I’ve had several students who want to write a game where you play as a straight up evil character. Sometimes the narrative makes you see that the villain isn’t all that bad (not uncommon in literature and film); sometimes the narrative forces you to do some straight terrible things for little or no reason. There is an intrinsic fascination with being able to be bad, but also be free of the consequences of those bad actions. Just look at how many “good” people giggle at the prospect of killing prostitutes in GTA.
This, I’m sure, is an old hat topic for some. What I’m currently interested in is not so much the idea that games have this blurry moral line, on one hand tempting us to be bad, on the other impacting our real world value systems, but in the consequences for certain actions in games. GTAV encourages “deviant” behavior by having a lack of consequences associated with the behaviors. The only real consequence is that the police will chase you, but even that is seen as a mark of triumph: you have actual quests and unlocks that are dependent on the police wanting to chase you.

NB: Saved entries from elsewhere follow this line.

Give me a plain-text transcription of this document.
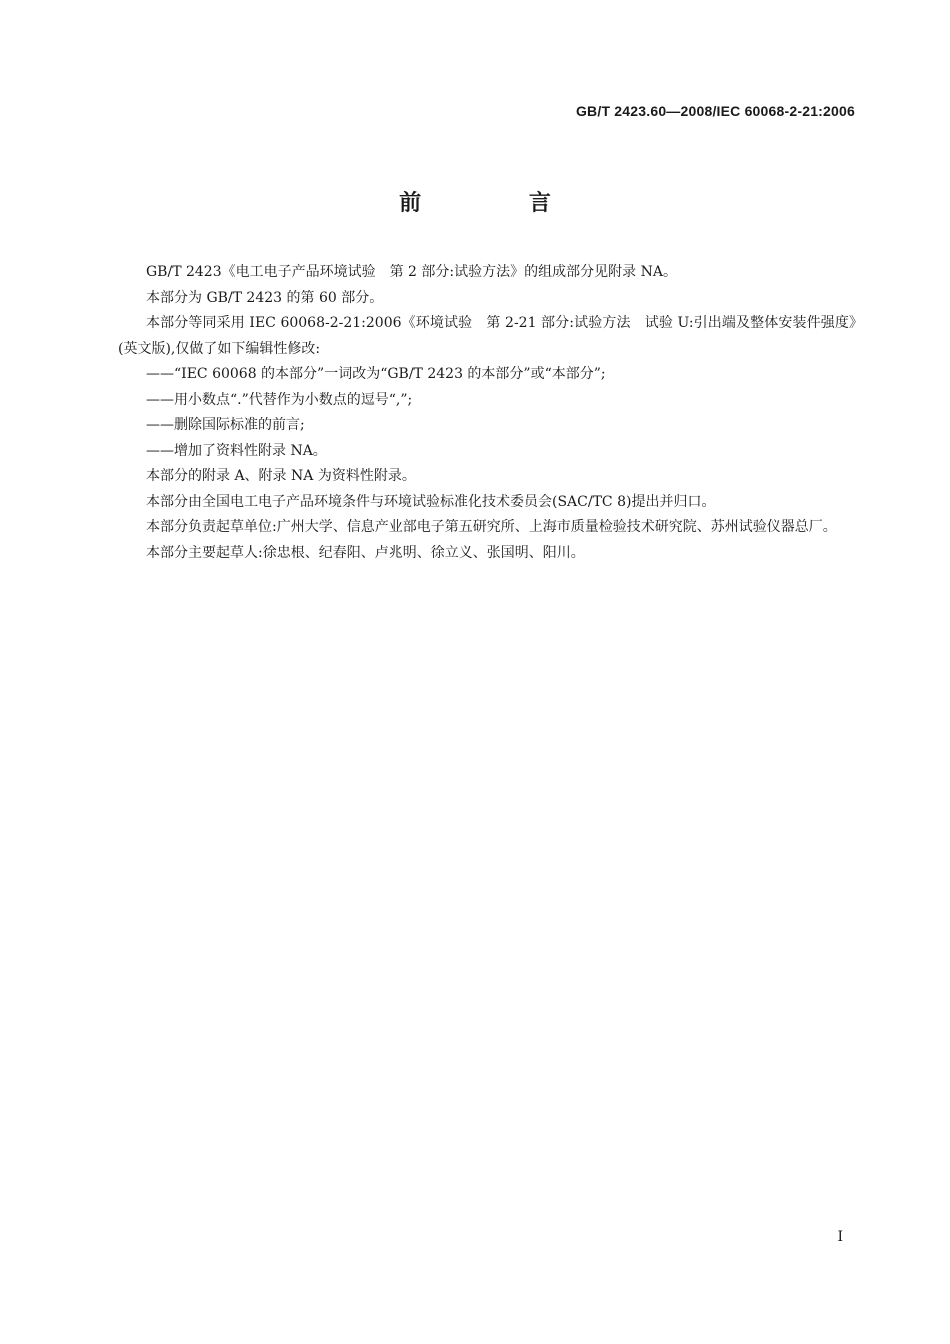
GB/T 2423.60—2008/IEC 60068-2-21:2006
前 言

GB/T 2423《电工电子产品环境试验　第 2 部分:试验方法》的组成部分见附录 NA。

本部分为 GB/T 2423 的第 60 部分。

本部分等同采用 IEC 60068-2-21:2006《环境试验　第 2-21 部分:试验方法　试验 U:引出端及整体安装件强度》(英文版),仅做了如下编辑性修改:

——“IEC 60068 的本部分”一词改为“GB/T 2423 的本部分”或“本部分”;

——用小数点“.”代替作为小数点的逗号“,”;

——删除国际标准的前言;

——增加了资料性附录 NA。

本部分的附录 A、附录 NA 为资料性附录。

本部分由全国电工电子产品环境条件与环境试验标准化技术委员会(SAC/TC 8)提出并归口。

本部分负责起草单位:广州大学、信息产业部电子第五研究所、上海市质量检验技术研究院、苏州试验仪器总厂。

本部分主要起草人:徐忠根、纪春阳、卢兆明、徐立义、张国明、阳川。

I
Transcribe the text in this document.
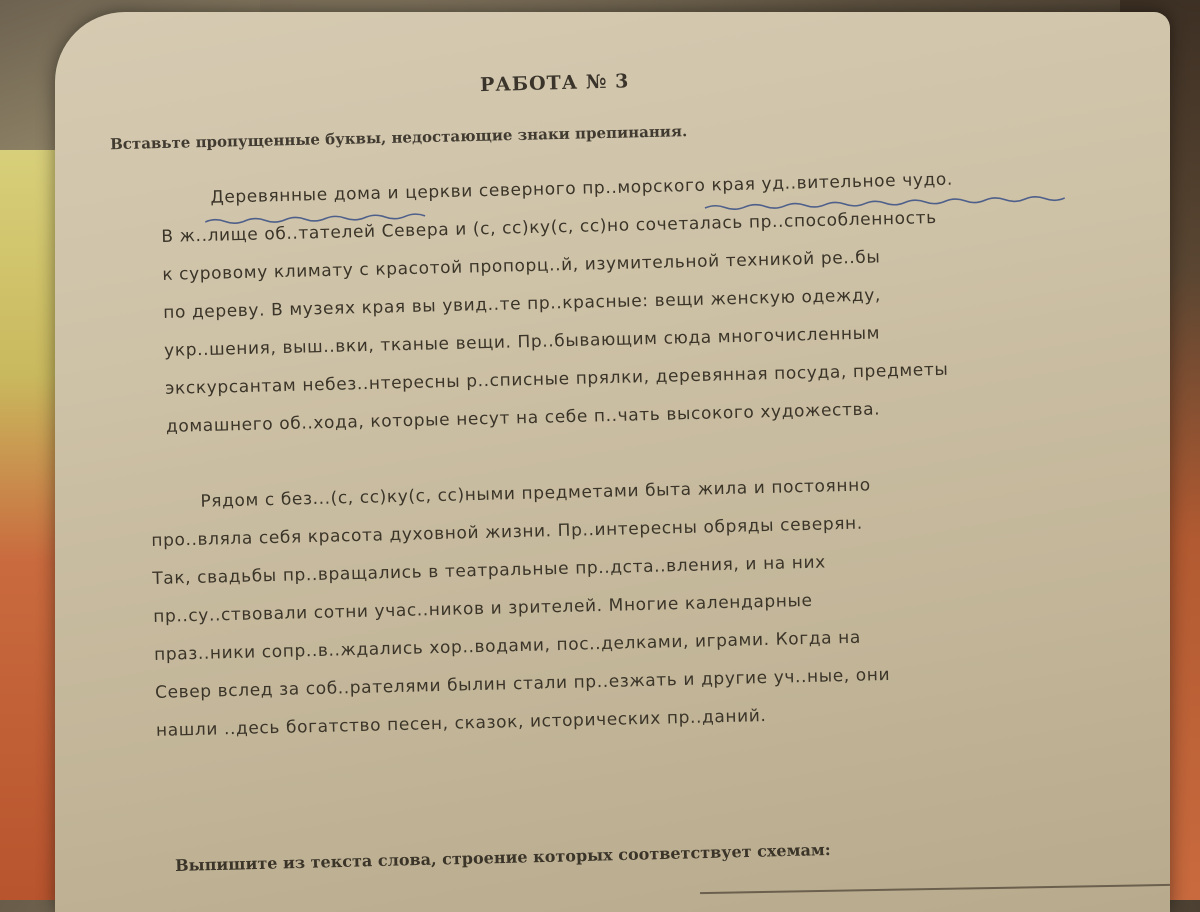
РАБОТА № 3
Вставьте пропущенные буквы, недостающие знаки препинания.
Деревянные дома и церкви северного пр..морского края уд..вительное чудо.
В ж..лище об..тателей Севера и (с, сс)ку(с, сс)но сочеталась пр..способленность
к суровому климату с красотой пропорц..й, изумительной техникой ре..бы
по дереву. В музеях края вы увид..те пр..красные: вещи женскую одежду,
укр..шения, выш..вки, тканые вещи. Пр..бывающим сюда многочисленным
экскурсантам небез..нтересны р..списные прялки, деревянная посуда, предметы
домашнего об..хода, которые несут на себе п..чать высокого художества.
Рядом с без...(с, сс)ку(с, сс)ными предметами быта жила и постоянно
про..вляла себя красота духовной жизни. Пр..интересны обряды северян.
Так, свадьбы пр..вращались в театральные пр..дста..вления, и на них
пр..су..ствовали сотни учас..ников и зрителей. Многие календарные
праз..ники сопр..в..ждались хор..водами, пос..делками, играми. Когда на
Север вслед за соб..рателями былин стали пр..езжать и другие уч..ные, они
нашли ..десь богатство песен, сказок, исторических пр..даний.
Выпишите из текста слова, строение которых соответствует схемам:
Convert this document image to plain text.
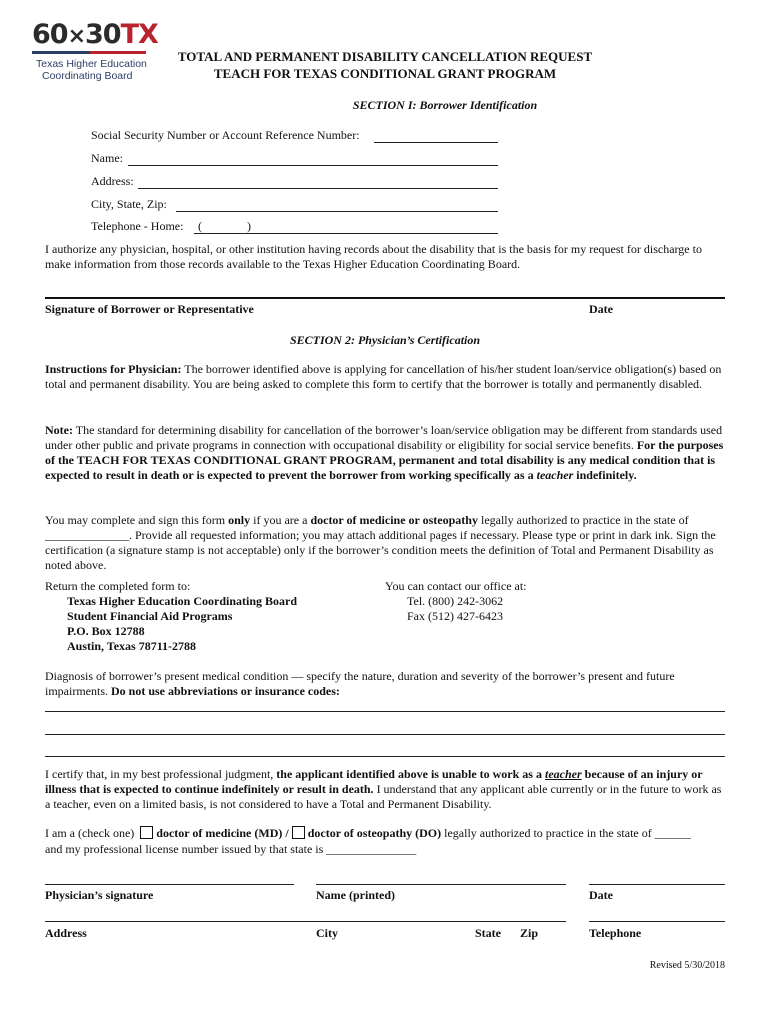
60×30TX
Texas Higher Education
Coordinating Board
TOTAL AND PERMANENT DISABILITY CANCELLATION REQUEST
TEACH FOR TEXAS CONDITIONAL GRANT PROGRAM
SECTION I: Borrower Identification
Social Security Number or Account Reference Number:
Name:
Address:
City, State, Zip:
Telephone - Home: (	)
I authorize any physician, hospital, or other institution having records about the disability that is the basis for my request for discharge to make information from those records available to the Texas Higher Education Coordinating Board.
Signature of Borrower or Representative	Date
SECTION 2: Physician’s Certification
Instructions for Physician: The borrower identified above is applying for cancellation of his/her student loan/service obligation(s) based on total and permanent disability. You are being asked to complete this form to certify that the borrower is totally and permanently disabled.
Note: The standard for determining disability for cancellation of the borrower’s loan/service obligation may be different from standards used under other public and private programs in connection with occupational disability or eligibility for social service benefits. For the purposes of the TEACH FOR TEXAS CONDITIONAL GRANT PROGRAM, permanent and total disability is any medical condition that is expected to result in death or is expected to prevent the borrower from working specifically as a teacher indefinitely.
You may complete and sign this form only if you are a doctor of medicine or osteopathy legally authorized to practice in the state of ______________. Provide all requested information; you may attach additional pages if necessary. Please type or print in dark ink. Sign the certification (a signature stamp is not acceptable) only if the borrower’s condition meets the definition of Total and Permanent Disability as noted above.
Return the completed form to:
Texas Higher Education Coordinating Board
Student Financial Aid Programs
P.O. Box 12788
Austin, Texas 78711-2788
You can contact our office at:
Tel. (800) 242-3062
Fax (512) 427-6423
Diagnosis of borrower’s present medical condition — specify the nature, duration and severity of the borrower’s present and future impairments. Do not use abbreviations or insurance codes:
I certify that, in my best professional judgment, the applicant identified above is unable to work as a teacher because of an injury or illness that is expected to continue indefinitely or result in death. I understand that any applicant able currently or in the future to work as a teacher, even on a limited basis, is not considered to have a Total and Permanent Disability.
I am a (check one) doctor of medicine (MD) / doctor of osteopathy (DO) legally authorized to practice in the state of ______
and my professional license number issued by that state is _______________
Physician’s signature	Name (printed)	Date
Address	City	State Zip	Telephone
Revised 5/30/2018
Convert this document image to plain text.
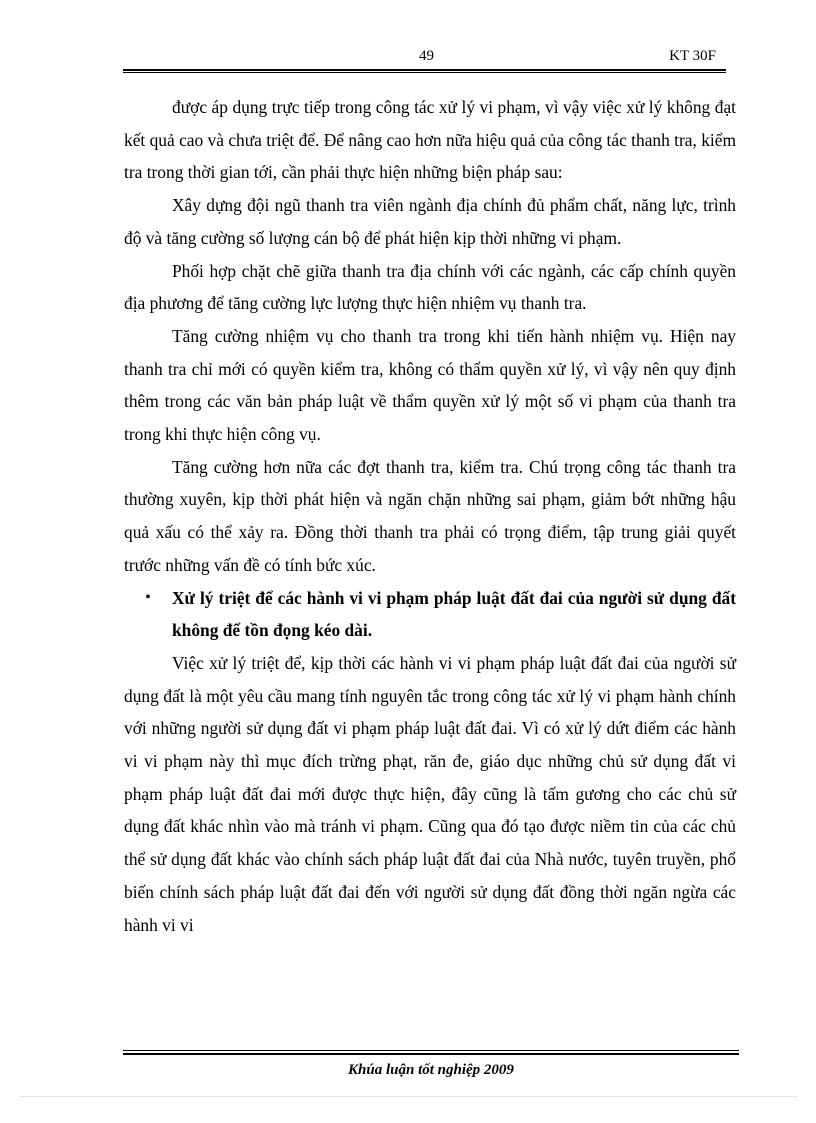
49	KT 30F

được áp dụng trực tiếp trong công tác xử lý vi phạm, vì vậy việc xử lý không đạt kết quả cao và chưa triệt để. Để nâng cao hơn nữa hiệu quả của công tác thanh tra, kiểm tra trong thời gian tới, cần phải thực hiện những biện pháp sau:

Xây dựng đội ngũ thanh tra viên ngành địa chính đủ phẩm chất, năng lực, trình độ và tăng cường số lượng cán bộ để phát hiện kịp thời những vi phạm.

Phối hợp chặt chẽ giữa thanh tra địa chính với các ngành, các cấp chính quyền địa phương để tăng cường lực lượng thực hiện nhiệm vụ thanh tra.

Tăng cường nhiệm vụ cho thanh tra trong khi tiến hành nhiệm vụ. Hiện nay thanh tra chỉ mới có quyền kiểm tra, không có thẩm quyền xử lý, vì vậy nên quy định thêm trong các văn bản pháp luật về thẩm quyền xử lý một số vi phạm của thanh tra trong khi thực hiện công vụ.

Tăng cường hơn nữa các đợt thanh tra, kiểm tra. Chú trọng công tác thanh tra thường xuyên, kịp thời phát hiện và ngăn chặn những sai phạm, giảm bớt những hậu quả xấu có thể xảy ra. Đồng thời thanh tra phải có trọng điểm, tập trung giải quyết trước những vấn đề có tính bức xúc.

•	Xử lý triệt để các hành vi vi phạm pháp luật đất đai của người sử dụng đất không để tồn đọng kéo dài.

Việc xử lý triệt để, kịp thời các hành vi vi phạm pháp luật đất đai của người sử dụng đất là một yêu cầu mang tính nguyên tắc trong công tác xử lý vi phạm hành chính với những người sử dụng đất vi phạm pháp luật đất đai. Vì có xử lý dứt điểm các hành vi vi phạm này thì mục đích trừng phạt, răn đe, giáo dục những chủ sử dụng đất vi phạm pháp luật đất đai mới được thực hiện, đây cũng là tấm gương cho các chủ sử dụng đất khác nhìn vào mà tránh vi phạm. Cũng qua đó tạo được niềm tin của các chủ thể sử dụng đất khác vào chính sách pháp luật đất đai của Nhà nước, tuyên truyền, phổ biến chính sách pháp luật đất đai đến với người sử dụng đất đồng thời ngăn ngừa các hành vi vi

Khúa luận tốt nghiệp 2009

When looking at consequences in serious games, or games for change, I have begun to see why so many serious games fail. Whereas the consequences for immoral behavior is usually subtle in AAA or COTS games, consequences in serious games are swift and unmerciful. Most players don’t find the games “fun,” and I think it’s because the consequences are too unrealistic (unrealistic for the expectations of the game, that is; it could be very realistic in terms of the consequences you face in everyday life). Serious games don’t play with a variety of consequences, because they’re too focused on condemning this behavior or encouraging that action.
In order for serious games and games for change to really grow and have the impact their creators likely strive for, I think the system of values and consequences needs to be more complicated. I could pick up most games for change right now and be bored in 5 minutes. My students don’t even like playing them when I assign them. It’s a bad sign; especially if serious games will supposedly fix our broken reality.